UK's NAO says taxpayers lose out on Lloyds share sale

December 17
9:18 PM 2013

The National Audit Office said taxpayers lost £230 million or $374 million in the sale of shares in Lloyds Banking Group undertaken by the UK government in September instead of the initially reported profit, Bloomberg reported.

Citing a report by the government-spending watchdog published today, the report said that the purchase price of the shares showed that taxpayers gained £120 million on the sale. However, the NAO said that this was overshadowed by the cost of borrowing to purchase the holding.

The report quoted NAO as saying that the deficit "should be seen as part of the cost of securing the benefits of financial stability during the financial crisis, rather than any reflection on the sale process." It added that the sale gave value for money and was effectively managed by UK Financial Investments Ltd or UKFI, the firm which oversaw the stake of the government.
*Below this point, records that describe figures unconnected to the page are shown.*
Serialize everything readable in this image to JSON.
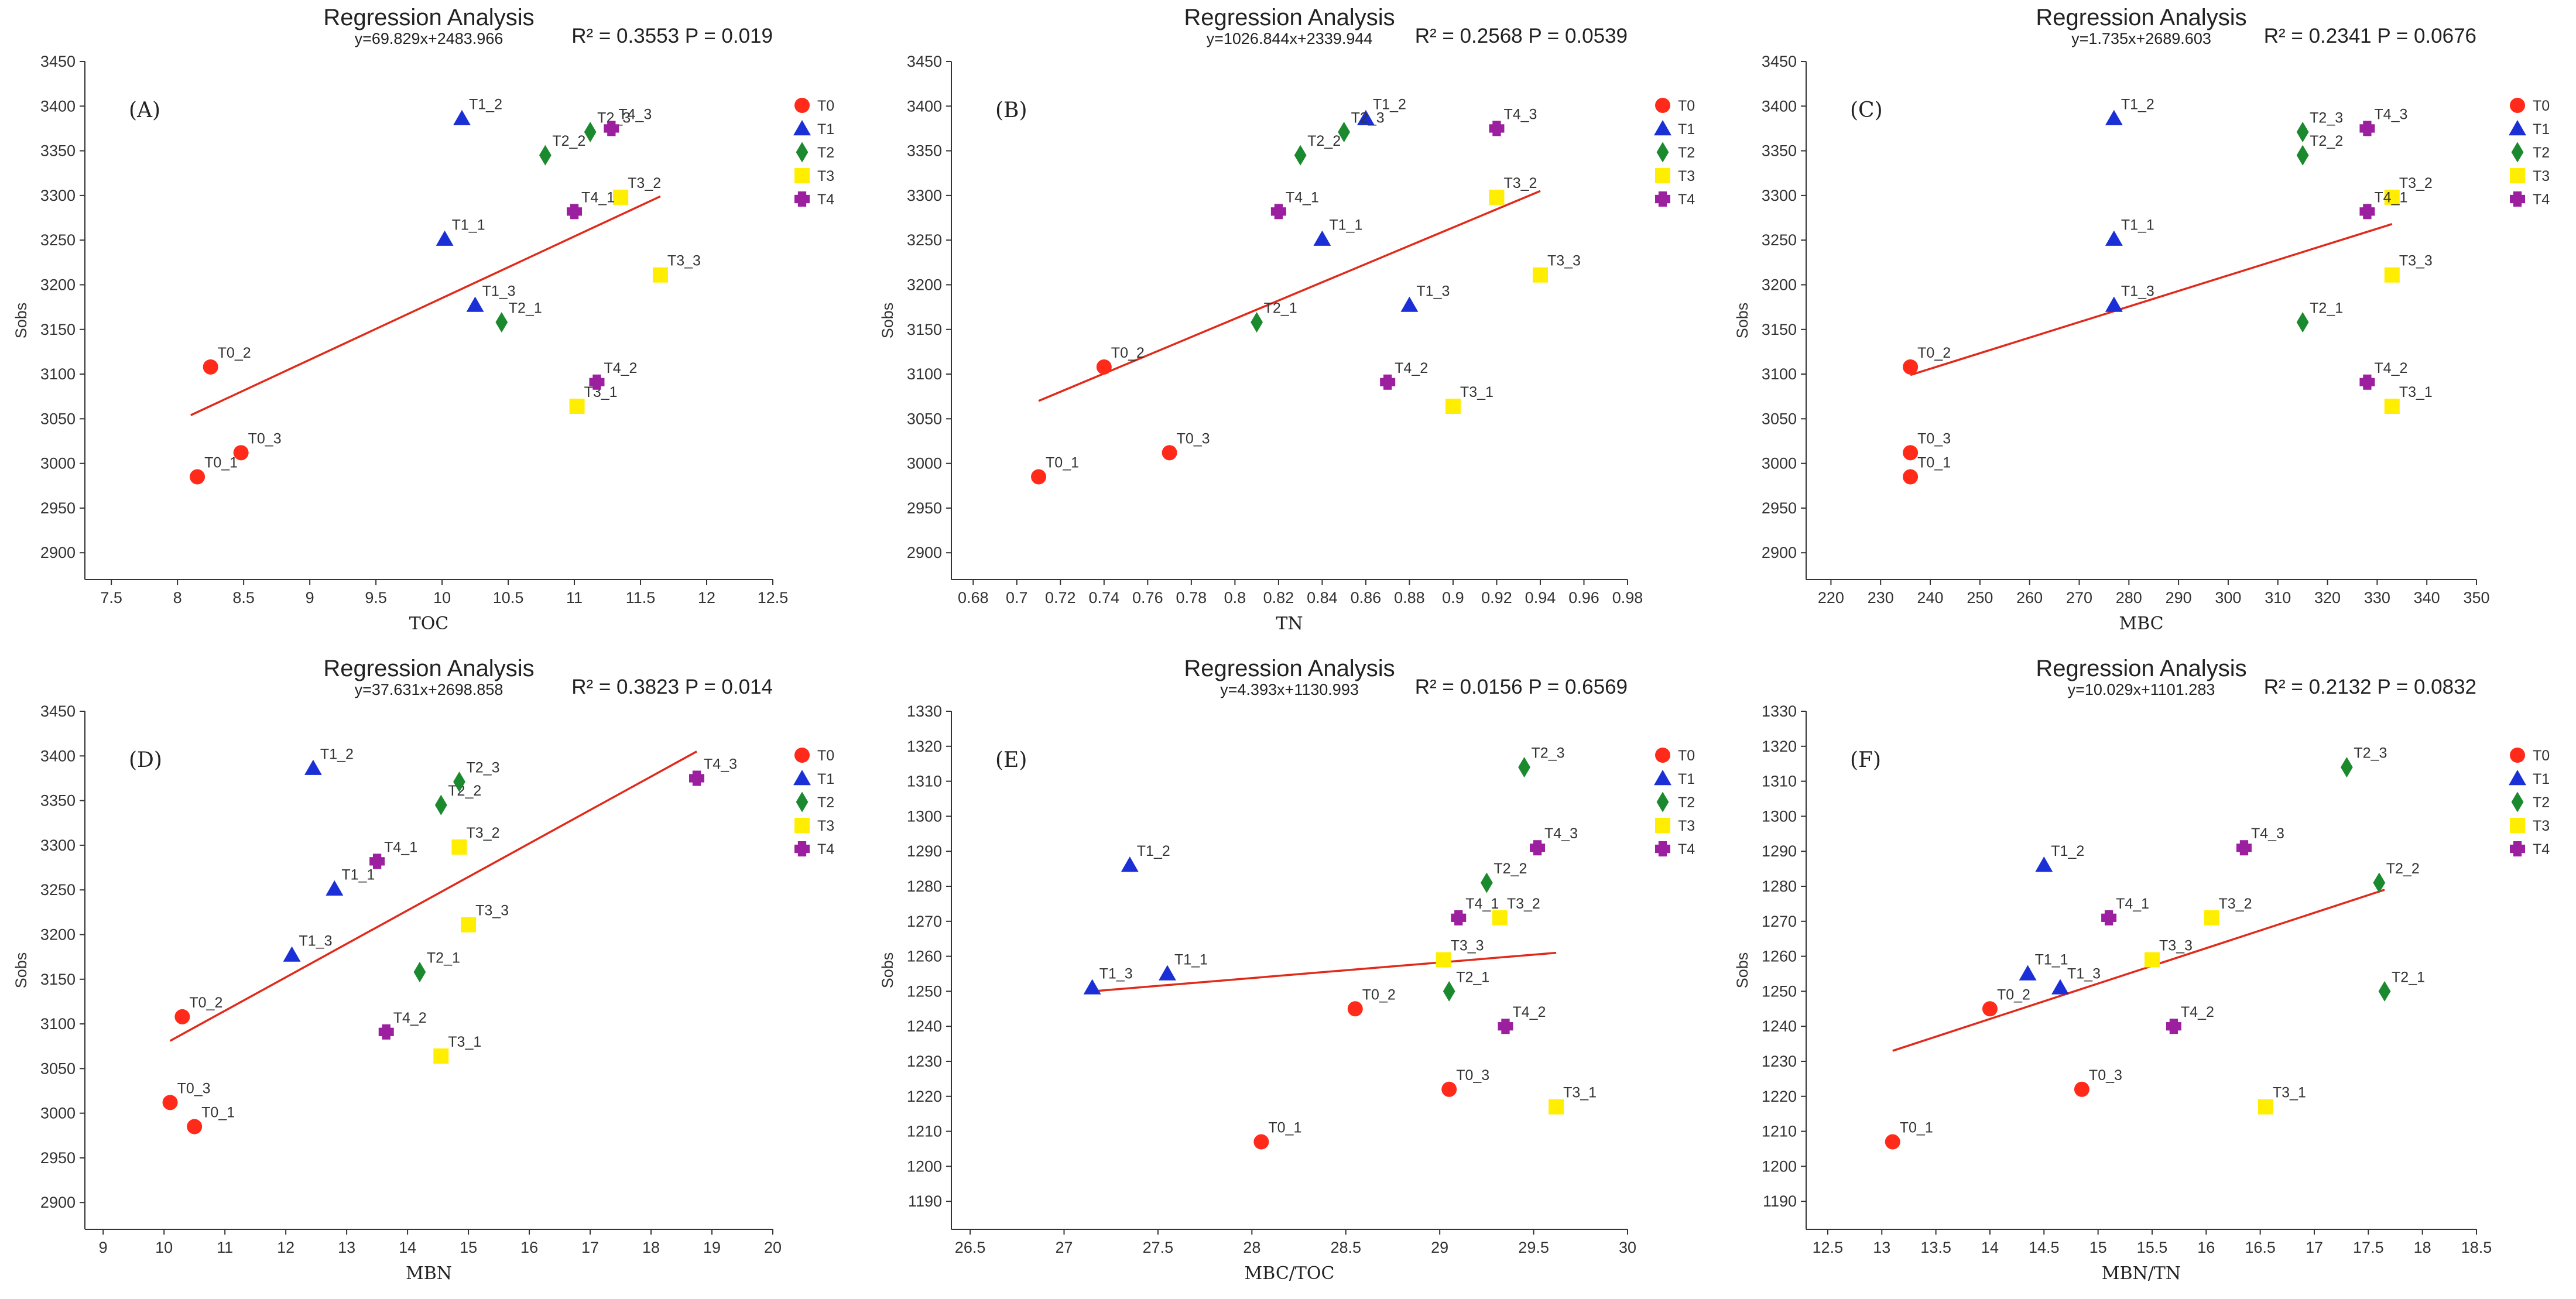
{
  "colors": {
    "T0": "#ff2a1a",
    "T1": "#1a2fd6",
    "T2": "#1b8a2e",
    "T3": "#ffee00",
    "T4": "#9b1f9f",
    "fit_line": "#e02a1a"
  },
  "legend": [
    {
      "group": "T0",
      "shape": "circle"
    },
    {
      "group": "T1",
      "shape": "triangle"
    },
    {
      "group": "T2",
      "shape": "diamond"
    },
    {
      "group": "T3",
      "shape": "square"
    },
    {
      "group": "T4",
      "shape": "cross"
    }
  ],
  "chart_data": [
    {
      "type": "scatter",
      "panel": "(A)",
      "title": "Regression Analysis",
      "equation": "y=69.829x+2483.966",
      "stats": "R² = 0.3553  P = 0.019",
      "xlabel": "TOC",
      "ylabel": "Sobs",
      "xlim": [
        7.3,
        12.5
      ],
      "ylim": [
        2870,
        3450
      ],
      "xticks": [
        7.5,
        8,
        8.5,
        9,
        9.5,
        10,
        10.5,
        11,
        11.5,
        12,
        12.5
      ],
      "xtick_labels": [
        "7.5",
        "8",
        "8.5",
        "9",
        "9.5",
        "10",
        "10.5",
        "11",
        "11.5",
        "12",
        "12.5"
      ],
      "yticks": [
        2900,
        2950,
        3000,
        3050,
        3100,
        3150,
        3200,
        3250,
        3300,
        3350,
        3400,
        3450
      ],
      "ytick_labels": [
        "2900",
        "2950",
        "3000",
        "3050",
        "3100",
        "3150",
        "3200",
        "3250",
        "3300",
        "3350",
        "3400",
        "3450"
      ],
      "fit": {
        "x": [
          8.1,
          11.65
        ],
        "y": [
          3054,
          3299
        ]
      },
      "points": [
        {
          "label": "T0_1",
          "group": "T0",
          "x": 8.15,
          "y": 2985
        },
        {
          "label": "T0_2",
          "group": "T0",
          "x": 8.25,
          "y": 3108
        },
        {
          "label": "T0_3",
          "group": "T0",
          "x": 8.48,
          "y": 3012
        },
        {
          "label": "T1_1",
          "group": "T1",
          "x": 10.02,
          "y": 3251
        },
        {
          "label": "T1_2",
          "group": "T1",
          "x": 10.15,
          "y": 3386
        },
        {
          "label": "T1_3",
          "group": "T1",
          "x": 10.25,
          "y": 3177
        },
        {
          "label": "T2_1",
          "group": "T2",
          "x": 10.45,
          "y": 3158
        },
        {
          "label": "T2_2",
          "group": "T2",
          "x": 10.78,
          "y": 3345
        },
        {
          "label": "T2_3",
          "group": "T2",
          "x": 11.12,
          "y": 3371
        },
        {
          "label": "T3_1",
          "group": "T3",
          "x": 11.02,
          "y": 3064
        },
        {
          "label": "T3_2",
          "group": "T3",
          "x": 11.35,
          "y": 3298
        },
        {
          "label": "T3_3",
          "group": "T3",
          "x": 11.65,
          "y": 3211
        },
        {
          "label": "T4_1",
          "group": "T4",
          "x": 11.0,
          "y": 3282
        },
        {
          "label": "T4_2",
          "group": "T4",
          "x": 11.17,
          "y": 3091
        },
        {
          "label": "T4_3",
          "group": "T4",
          "x": 11.28,
          "y": 3375
        }
      ]
    },
    {
      "type": "scatter",
      "panel": "(B)",
      "title": "Regression Analysis",
      "equation": "y=1026.844x+2339.944",
      "stats": "R² = 0.2568  P = 0.0539",
      "xlabel": "TN",
      "ylabel": "Sobs",
      "xlim": [
        0.67,
        0.98
      ],
      "ylim": [
        2870,
        3450
      ],
      "xticks": [
        0.68,
        0.7,
        0.72,
        0.74,
        0.76,
        0.78,
        0.8,
        0.82,
        0.84,
        0.86,
        0.88,
        0.9,
        0.92,
        0.94,
        0.96,
        0.98
      ],
      "xtick_labels": [
        "0.68",
        "0.7",
        "0.72",
        "0.74",
        "0.76",
        "0.78",
        "0.8",
        "0.82",
        "0.84",
        "0.86",
        "0.88",
        "0.9",
        "0.92",
        "0.94",
        "0.96",
        "0.98"
      ],
      "yticks": [
        2900,
        2950,
        3000,
        3050,
        3100,
        3150,
        3200,
        3250,
        3300,
        3350,
        3400,
        3450
      ],
      "ytick_labels": [
        "2900",
        "2950",
        "3000",
        "3050",
        "3100",
        "3150",
        "3200",
        "3250",
        "3300",
        "3350",
        "3400",
        "3450"
      ],
      "fit": {
        "x": [
          0.71,
          0.94
        ],
        "y": [
          3070,
          3305
        ]
      },
      "points": [
        {
          "label": "T0_1",
          "group": "T0",
          "x": 0.71,
          "y": 2985
        },
        {
          "label": "T0_2",
          "group": "T0",
          "x": 0.74,
          "y": 3108
        },
        {
          "label": "T0_3",
          "group": "T0",
          "x": 0.77,
          "y": 3012
        },
        {
          "label": "T1_1",
          "group": "T1",
          "x": 0.84,
          "y": 3251
        },
        {
          "label": "T1_2",
          "group": "T1",
          "x": 0.86,
          "y": 3386
        },
        {
          "label": "T1_3",
          "group": "T1",
          "x": 0.88,
          "y": 3177
        },
        {
          "label": "T2_1",
          "group": "T2",
          "x": 0.81,
          "y": 3158
        },
        {
          "label": "T2_2",
          "group": "T2",
          "x": 0.83,
          "y": 3345
        },
        {
          "label": "T2_3",
          "group": "T2",
          "x": 0.85,
          "y": 3371
        },
        {
          "label": "T3_1",
          "group": "T3",
          "x": 0.9,
          "y": 3064
        },
        {
          "label": "T3_2",
          "group": "T3",
          "x": 0.92,
          "y": 3298
        },
        {
          "label": "T3_3",
          "group": "T3",
          "x": 0.94,
          "y": 3211
        },
        {
          "label": "T4_1",
          "group": "T4",
          "x": 0.82,
          "y": 3282
        },
        {
          "label": "T4_2",
          "group": "T4",
          "x": 0.87,
          "y": 3091
        },
        {
          "label": "T4_3",
          "group": "T4",
          "x": 0.92,
          "y": 3375
        }
      ]
    },
    {
      "type": "scatter",
      "panel": "(C)",
      "title": "Regression Analysis",
      "equation": "y=1.735x+2689.603",
      "stats": "R² = 0.2341  P = 0.0676",
      "xlabel": "MBC",
      "ylabel": "Sobs",
      "xlim": [
        215,
        350
      ],
      "ylim": [
        2870,
        3450
      ],
      "xticks": [
        220,
        230,
        240,
        250,
        260,
        270,
        280,
        290,
        300,
        310,
        320,
        330,
        340,
        350
      ],
      "xtick_labels": [
        "220",
        "230",
        "240",
        "250",
        "260",
        "270",
        "280",
        "290",
        "300",
        "310",
        "320",
        "330",
        "340",
        "350"
      ],
      "yticks": [
        2900,
        2950,
        3000,
        3050,
        3100,
        3150,
        3200,
        3250,
        3300,
        3350,
        3400,
        3450
      ],
      "ytick_labels": [
        "2900",
        "2950",
        "3000",
        "3050",
        "3100",
        "3150",
        "3200",
        "3250",
        "3300",
        "3350",
        "3400",
        "3450"
      ],
      "fit": {
        "x": [
          236,
          333
        ],
        "y": [
          3099,
          3268
        ]
      },
      "points": [
        {
          "label": "T0_1",
          "group": "T0",
          "x": 236,
          "y": 2985
        },
        {
          "label": "T0_2",
          "group": "T0",
          "x": 236,
          "y": 3108
        },
        {
          "label": "T0_3",
          "group": "T0",
          "x": 236,
          "y": 3012
        },
        {
          "label": "T1_1",
          "group": "T1",
          "x": 277,
          "y": 3251
        },
        {
          "label": "T1_2",
          "group": "T1",
          "x": 277,
          "y": 3386
        },
        {
          "label": "T1_3",
          "group": "T1",
          "x": 277,
          "y": 3177
        },
        {
          "label": "T2_1",
          "group": "T2",
          "x": 315,
          "y": 3158
        },
        {
          "label": "T2_2",
          "group": "T2",
          "x": 315,
          "y": 3345
        },
        {
          "label": "T2_3",
          "group": "T2",
          "x": 315,
          "y": 3371
        },
        {
          "label": "T3_1",
          "group": "T3",
          "x": 333,
          "y": 3064
        },
        {
          "label": "T3_2",
          "group": "T3",
          "x": 333,
          "y": 3298
        },
        {
          "label": "T3_3",
          "group": "T3",
          "x": 333,
          "y": 3211
        },
        {
          "label": "T4_1",
          "group": "T4",
          "x": 328,
          "y": 3282
        },
        {
          "label": "T4_2",
          "group": "T4",
          "x": 328,
          "y": 3091
        },
        {
          "label": "T4_3",
          "group": "T4",
          "x": 328,
          "y": 3375
        }
      ]
    },
    {
      "type": "scatter",
      "panel": "(D)",
      "title": "Regression Analysis",
      "equation": "y=37.631x+2698.858",
      "stats": "R² = 0.3823  P = 0.014",
      "xlabel": "MBN",
      "ylabel": "Sobs",
      "xlim": [
        8.7,
        20
      ],
      "ylim": [
        2870,
        3450
      ],
      "xticks": [
        9,
        10,
        11,
        12,
        13,
        14,
        15,
        16,
        17,
        18,
        19,
        20
      ],
      "xtick_labels": [
        "9",
        "10",
        "11",
        "12",
        "13",
        "14",
        "15",
        "16",
        "17",
        "18",
        "19",
        "20"
      ],
      "yticks": [
        2900,
        2950,
        3000,
        3050,
        3100,
        3150,
        3200,
        3250,
        3300,
        3350,
        3400,
        3450
      ],
      "ytick_labels": [
        "2900",
        "2950",
        "3000",
        "3050",
        "3100",
        "3150",
        "3200",
        "3250",
        "3300",
        "3350",
        "3400",
        "3450"
      ],
      "fit": {
        "x": [
          10.1,
          18.75
        ],
        "y": [
          3081,
          3405
        ]
      },
      "points": [
        {
          "label": "T0_1",
          "group": "T0",
          "x": 10.5,
          "y": 2985
        },
        {
          "label": "T0_2",
          "group": "T0",
          "x": 10.3,
          "y": 3108
        },
        {
          "label": "T0_3",
          "group": "T0",
          "x": 10.1,
          "y": 3012
        },
        {
          "label": "T1_1",
          "group": "T1",
          "x": 12.8,
          "y": 3251
        },
        {
          "label": "T1_2",
          "group": "T1",
          "x": 12.45,
          "y": 3386
        },
        {
          "label": "T1_3",
          "group": "T1",
          "x": 12.1,
          "y": 3177
        },
        {
          "label": "T2_1",
          "group": "T2",
          "x": 14.2,
          "y": 3158
        },
        {
          "label": "T2_2",
          "group": "T2",
          "x": 14.55,
          "y": 3345
        },
        {
          "label": "T2_3",
          "group": "T2",
          "x": 14.85,
          "y": 3371
        },
        {
          "label": "T3_1",
          "group": "T3",
          "x": 14.55,
          "y": 3064
        },
        {
          "label": "T3_2",
          "group": "T3",
          "x": 14.85,
          "y": 3298
        },
        {
          "label": "T3_3",
          "group": "T3",
          "x": 15.0,
          "y": 3211
        },
        {
          "label": "T4_1",
          "group": "T4",
          "x": 13.5,
          "y": 3282
        },
        {
          "label": "T4_2",
          "group": "T4",
          "x": 13.65,
          "y": 3091
        },
        {
          "label": "T4_3",
          "group": "T4",
          "x": 18.75,
          "y": 3375
        }
      ]
    },
    {
      "type": "scatter",
      "panel": "(E)",
      "title": "Regression Analysis",
      "equation": "y=4.393x+1130.993",
      "stats": "R² = 0.0156  P = 0.6569",
      "xlabel": "MBC/TOC",
      "ylabel": "Sobs",
      "xlim": [
        26.4,
        30
      ],
      "ylim": [
        1182,
        1330
      ],
      "xticks": [
        26.5,
        27,
        27.5,
        28,
        28.5,
        29,
        29.5,
        30
      ],
      "xtick_labels": [
        "26.5",
        "27",
        "27.5",
        "28",
        "28.5",
        "29",
        "29.5",
        "30"
      ],
      "yticks": [
        1190,
        1200,
        1210,
        1220,
        1230,
        1240,
        1250,
        1260,
        1270,
        1280,
        1290,
        1300,
        1310,
        1320,
        1330
      ],
      "ytick_labels": [
        "1190",
        "1200",
        "1210",
        "1220",
        "1230",
        "1240",
        "1250",
        "1260",
        "1270",
        "1280",
        "1290",
        "1300",
        "1310",
        "1320",
        "1330"
      ],
      "fit": {
        "x": [
          27.15,
          29.62
        ],
        "y": [
          1250,
          1261
        ]
      },
      "points": [
        {
          "label": "T0_1",
          "group": "T0",
          "x": 28.05,
          "y": 1207
        },
        {
          "label": "T0_2",
          "group": "T0",
          "x": 28.55,
          "y": 1245
        },
        {
          "label": "T0_3",
          "group": "T0",
          "x": 29.05,
          "y": 1222
        },
        {
          "label": "T1_1",
          "group": "T1",
          "x": 27.55,
          "y": 1255
        },
        {
          "label": "T1_2",
          "group": "T1",
          "x": 27.35,
          "y": 1286
        },
        {
          "label": "T1_3",
          "group": "T1",
          "x": 27.15,
          "y": 1251
        },
        {
          "label": "T2_1",
          "group": "T2",
          "x": 29.05,
          "y": 1250
        },
        {
          "label": "T2_2",
          "group": "T2",
          "x": 29.25,
          "y": 1281
        },
        {
          "label": "T2_3",
          "group": "T2",
          "x": 29.45,
          "y": 1314
        },
        {
          "label": "T3_1",
          "group": "T3",
          "x": 29.62,
          "y": 1217
        },
        {
          "label": "T3_2",
          "group": "T3",
          "x": 29.32,
          "y": 1271
        },
        {
          "label": "T3_3",
          "group": "T3",
          "x": 29.02,
          "y": 1259
        },
        {
          "label": "T4_1",
          "group": "T4",
          "x": 29.1,
          "y": 1271
        },
        {
          "label": "T4_2",
          "group": "T4",
          "x": 29.35,
          "y": 1240
        },
        {
          "label": "T4_3",
          "group": "T4",
          "x": 29.52,
          "y": 1291
        }
      ]
    },
    {
      "type": "scatter",
      "panel": "(F)",
      "title": "Regression Analysis",
      "equation": "y=10.029x+1101.283",
      "stats": "R² = 0.2132  P = 0.0832",
      "xlabel": "MBN/TN",
      "ylabel": "Sobs",
      "xlim": [
        12.3,
        18.5
      ],
      "ylim": [
        1182,
        1330
      ],
      "xticks": [
        12.5,
        13,
        13.5,
        14,
        14.5,
        15,
        15.5,
        16,
        16.5,
        17,
        17.5,
        18,
        18.5
      ],
      "xtick_labels": [
        "12.5",
        "13",
        "13.5",
        "14",
        "14.5",
        "15",
        "15.5",
        "16",
        "16.5",
        "17",
        "17.5",
        "18",
        "18.5"
      ],
      "yticks": [
        1190,
        1200,
        1210,
        1220,
        1230,
        1240,
        1250,
        1260,
        1270,
        1280,
        1290,
        1300,
        1310,
        1320,
        1330
      ],
      "ytick_labels": [
        "1190",
        "1200",
        "1210",
        "1220",
        "1230",
        "1240",
        "1250",
        "1260",
        "1270",
        "1280",
        "1290",
        "1300",
        "1310",
        "1320",
        "1330"
      ],
      "fit": {
        "x": [
          13.1,
          17.65
        ],
        "y": [
          1233,
          1279
        ]
      },
      "points": [
        {
          "label": "T0_1",
          "group": "T0",
          "x": 13.1,
          "y": 1207
        },
        {
          "label": "T0_2",
          "group": "T0",
          "x": 14.0,
          "y": 1245
        },
        {
          "label": "T0_3",
          "group": "T0",
          "x": 14.85,
          "y": 1222
        },
        {
          "label": "T1_1",
          "group": "T1",
          "x": 14.35,
          "y": 1255
        },
        {
          "label": "T1_2",
          "group": "T1",
          "x": 14.5,
          "y": 1286
        },
        {
          "label": "T1_3",
          "group": "T1",
          "x": 14.65,
          "y": 1251
        },
        {
          "label": "T2_1",
          "group": "T2",
          "x": 17.65,
          "y": 1250
        },
        {
          "label": "T2_2",
          "group": "T2",
          "x": 17.6,
          "y": 1281
        },
        {
          "label": "T2_3",
          "group": "T2",
          "x": 17.3,
          "y": 1314
        },
        {
          "label": "T3_1",
          "group": "T3",
          "x": 16.55,
          "y": 1217
        },
        {
          "label": "T3_2",
          "group": "T3",
          "x": 16.05,
          "y": 1271
        },
        {
          "label": "T3_3",
          "group": "T3",
          "x": 15.5,
          "y": 1259
        },
        {
          "label": "T4_1",
          "group": "T4",
          "x": 15.1,
          "y": 1271
        },
        {
          "label": "T4_2",
          "group": "T4",
          "x": 15.7,
          "y": 1240
        },
        {
          "label": "T4_3",
          "group": "T4",
          "x": 16.35,
          "y": 1291
        }
      ]
    }
  ]
}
Bloomberg reported that the £3.2 billion sale of Lloyds shares was seen as a victory for George Osborne, the Chancellor of the Exchequer, in his quest to reverse the bailouts started by the previous Labor government during the financial crisis. It was the first move to return the largest mortgage lender in Britain to full private ownership.
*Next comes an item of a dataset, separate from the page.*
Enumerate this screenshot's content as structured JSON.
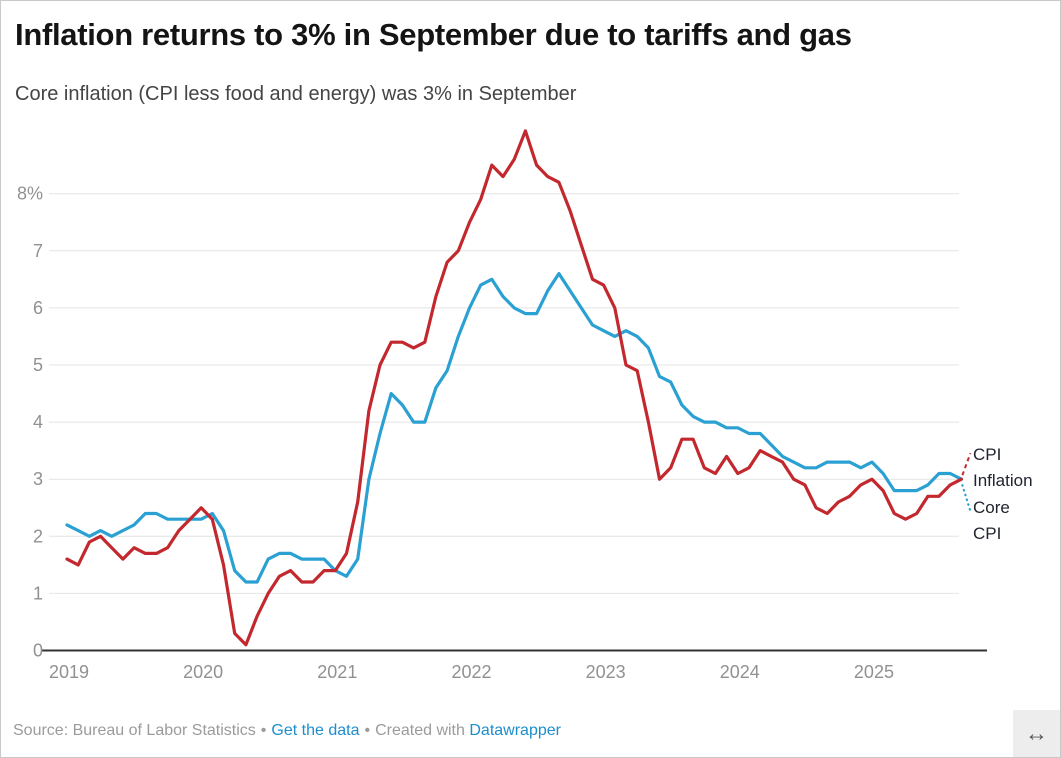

In an emailed statement to Bloomberg, Financial Secretary to the Treasury Sajid Javid said, "As the National Audit Office's report says, 'this first sale represents value for money.' The proceeds from the sale have reduced the national debt by over half a billion pounds."

The NAO report also added that UKFI was charged no fees for the September sale by the bookrunners of the deal, allowing it to save around £4.8 million. UKFI also got 25% of the commission amounting to £4.7 million that the bookrunners obtained when it sold the shares to the investors.

One of the recommendations given by the NAO to the Treasury is to factor in financing costs when deciding future deals, the report said.